Lets do it. The pumping issue alone, as it stood, was a cluster$%#! when I heard about it. Commercial power only? WTF were they thinking? If they'd had proper pumps, and full 24/7 capability things would not be as bad as they are now. All the rest; levee's locks, damns whatever, are doable.
Do they mean 3 out of 4? There are about 22 pumping stations in N.O.
Has Holland withstood Class 5 hurricanes like this one?
Do you have a link to see those photos??
Well, it would probably be pretty hard to do all that looting with wooden shoes....
Man, that's some engineering feat! The Atlantic is hundreds of miles away (unless you mean the Netherlands Antilles).
Why should I pay for these people's misjudgement?
Why should I pay to rebuild a place that should not exist in the first place?
If you must raid our wallets, at least move the site to a sensible location so we don't have to be raided again after the next storm submerges the City Below the Sea.
The local authority has been a curse for those people. Anytime Dems get control, patronage kicks in and efficient government is out the door. However, given the chaos this time, I wonder if the Dems are going to be able to organize their New Orleans urban machine and constituency the way they have been able to in the past. If they are all scattered and relocated, it may take time before their get-out-the-walking-money-and-turn-out-the-vote tactics will work quite so effectively.
Just another reason to make Bush out to be the villain and cause of their discomfort so early in the game. Of course, this must be done while simultaneously getting government money--and probably making out like it wasn't enough down the road.
[snip]
As U.S. military engineers struggled to shore up breached levees, experts in the Netherlands expressed surprise that New Orleans' flood systems failed to restrain the raging waters.
With half of the country's population of 16 million living below sea level, the Netherlands prepared for a "perfect storm" soon after floods in 1953 killed 2,000 people.
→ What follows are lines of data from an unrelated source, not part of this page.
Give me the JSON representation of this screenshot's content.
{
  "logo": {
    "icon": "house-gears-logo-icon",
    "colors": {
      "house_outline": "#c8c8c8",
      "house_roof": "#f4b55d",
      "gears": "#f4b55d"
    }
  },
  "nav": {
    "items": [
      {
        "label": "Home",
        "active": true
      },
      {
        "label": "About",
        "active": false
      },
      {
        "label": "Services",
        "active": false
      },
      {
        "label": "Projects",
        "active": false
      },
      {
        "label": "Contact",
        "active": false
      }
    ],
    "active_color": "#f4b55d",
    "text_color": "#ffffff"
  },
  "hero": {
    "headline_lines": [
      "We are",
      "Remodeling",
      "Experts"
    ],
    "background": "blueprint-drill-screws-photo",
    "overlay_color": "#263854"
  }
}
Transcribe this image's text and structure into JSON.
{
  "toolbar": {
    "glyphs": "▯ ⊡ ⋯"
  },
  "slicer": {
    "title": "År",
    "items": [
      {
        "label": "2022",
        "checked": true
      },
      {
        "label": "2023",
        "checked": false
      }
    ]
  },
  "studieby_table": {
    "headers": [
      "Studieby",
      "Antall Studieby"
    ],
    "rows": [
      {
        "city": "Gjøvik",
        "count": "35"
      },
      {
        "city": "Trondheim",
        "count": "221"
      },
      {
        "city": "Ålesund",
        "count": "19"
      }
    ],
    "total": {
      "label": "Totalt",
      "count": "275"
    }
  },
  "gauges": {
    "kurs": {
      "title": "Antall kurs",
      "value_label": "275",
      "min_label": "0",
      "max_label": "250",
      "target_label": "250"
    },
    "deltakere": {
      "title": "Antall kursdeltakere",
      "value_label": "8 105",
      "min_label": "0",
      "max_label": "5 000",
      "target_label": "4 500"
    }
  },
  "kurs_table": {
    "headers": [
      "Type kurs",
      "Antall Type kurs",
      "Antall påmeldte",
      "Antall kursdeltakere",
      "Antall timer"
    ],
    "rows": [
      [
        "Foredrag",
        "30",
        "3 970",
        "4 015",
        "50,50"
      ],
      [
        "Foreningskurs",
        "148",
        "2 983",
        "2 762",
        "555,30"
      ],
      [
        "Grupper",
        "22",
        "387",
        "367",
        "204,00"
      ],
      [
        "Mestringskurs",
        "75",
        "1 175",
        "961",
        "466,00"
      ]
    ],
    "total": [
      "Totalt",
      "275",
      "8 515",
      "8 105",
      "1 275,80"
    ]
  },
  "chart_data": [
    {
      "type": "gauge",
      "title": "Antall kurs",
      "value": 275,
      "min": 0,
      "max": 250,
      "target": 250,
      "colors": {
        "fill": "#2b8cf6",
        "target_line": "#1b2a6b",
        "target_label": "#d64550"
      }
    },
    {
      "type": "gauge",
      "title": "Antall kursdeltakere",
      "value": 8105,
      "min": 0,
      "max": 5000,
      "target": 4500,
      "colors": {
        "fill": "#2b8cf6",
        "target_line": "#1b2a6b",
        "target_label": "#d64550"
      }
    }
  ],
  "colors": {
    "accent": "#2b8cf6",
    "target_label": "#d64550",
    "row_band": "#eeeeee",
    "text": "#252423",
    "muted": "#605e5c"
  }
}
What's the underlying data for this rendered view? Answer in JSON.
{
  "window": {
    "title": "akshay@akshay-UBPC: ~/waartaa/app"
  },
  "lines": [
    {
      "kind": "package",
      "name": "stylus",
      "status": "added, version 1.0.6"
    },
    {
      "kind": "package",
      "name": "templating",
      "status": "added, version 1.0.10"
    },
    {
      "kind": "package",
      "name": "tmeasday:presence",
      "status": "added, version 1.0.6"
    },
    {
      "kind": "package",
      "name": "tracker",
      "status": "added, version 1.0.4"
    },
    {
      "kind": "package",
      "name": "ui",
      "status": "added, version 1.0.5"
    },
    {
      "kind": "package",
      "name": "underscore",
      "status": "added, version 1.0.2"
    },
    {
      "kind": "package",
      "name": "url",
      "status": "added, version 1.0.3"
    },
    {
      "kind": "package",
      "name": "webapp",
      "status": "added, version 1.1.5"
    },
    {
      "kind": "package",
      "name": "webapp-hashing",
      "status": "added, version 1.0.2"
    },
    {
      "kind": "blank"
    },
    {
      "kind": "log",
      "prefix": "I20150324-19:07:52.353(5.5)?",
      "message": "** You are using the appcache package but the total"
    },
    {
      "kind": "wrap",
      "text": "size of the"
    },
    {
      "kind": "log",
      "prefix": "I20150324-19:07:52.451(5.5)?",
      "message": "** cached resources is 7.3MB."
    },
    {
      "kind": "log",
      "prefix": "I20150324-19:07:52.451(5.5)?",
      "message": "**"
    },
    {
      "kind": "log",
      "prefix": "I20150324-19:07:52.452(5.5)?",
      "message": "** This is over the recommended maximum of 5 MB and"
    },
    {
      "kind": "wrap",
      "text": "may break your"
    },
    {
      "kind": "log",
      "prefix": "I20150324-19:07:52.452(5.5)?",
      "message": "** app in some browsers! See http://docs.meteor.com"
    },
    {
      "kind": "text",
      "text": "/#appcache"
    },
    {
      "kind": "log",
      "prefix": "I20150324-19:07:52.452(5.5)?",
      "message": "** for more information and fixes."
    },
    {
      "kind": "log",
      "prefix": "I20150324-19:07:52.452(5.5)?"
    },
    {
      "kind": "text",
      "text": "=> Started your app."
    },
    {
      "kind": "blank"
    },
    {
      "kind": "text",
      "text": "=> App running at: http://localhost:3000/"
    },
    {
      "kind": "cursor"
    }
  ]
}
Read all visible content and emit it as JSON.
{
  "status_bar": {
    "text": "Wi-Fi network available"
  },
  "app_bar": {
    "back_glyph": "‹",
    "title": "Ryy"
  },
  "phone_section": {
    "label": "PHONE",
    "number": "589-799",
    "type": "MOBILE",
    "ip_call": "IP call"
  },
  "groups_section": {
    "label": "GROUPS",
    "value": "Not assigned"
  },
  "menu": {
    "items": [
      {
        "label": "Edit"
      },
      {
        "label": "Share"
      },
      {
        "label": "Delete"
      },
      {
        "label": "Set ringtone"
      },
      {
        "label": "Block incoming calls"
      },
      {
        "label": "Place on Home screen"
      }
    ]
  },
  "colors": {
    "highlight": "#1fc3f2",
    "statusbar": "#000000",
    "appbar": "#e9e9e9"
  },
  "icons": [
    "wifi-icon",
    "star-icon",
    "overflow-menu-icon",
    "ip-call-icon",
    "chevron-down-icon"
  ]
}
The nation installed massive hydraulic sea walls.
"I don't want to sound overly critical, but it's hard to imagine that (the damage caused by Katrina) could happen in a Western country," said Ted Sluijter, spokesman for the park where the sea walls are exhibited. "It seemed like plans for protection and evacuation weren't really in place, and once it happened, the coordination was on loose hinges."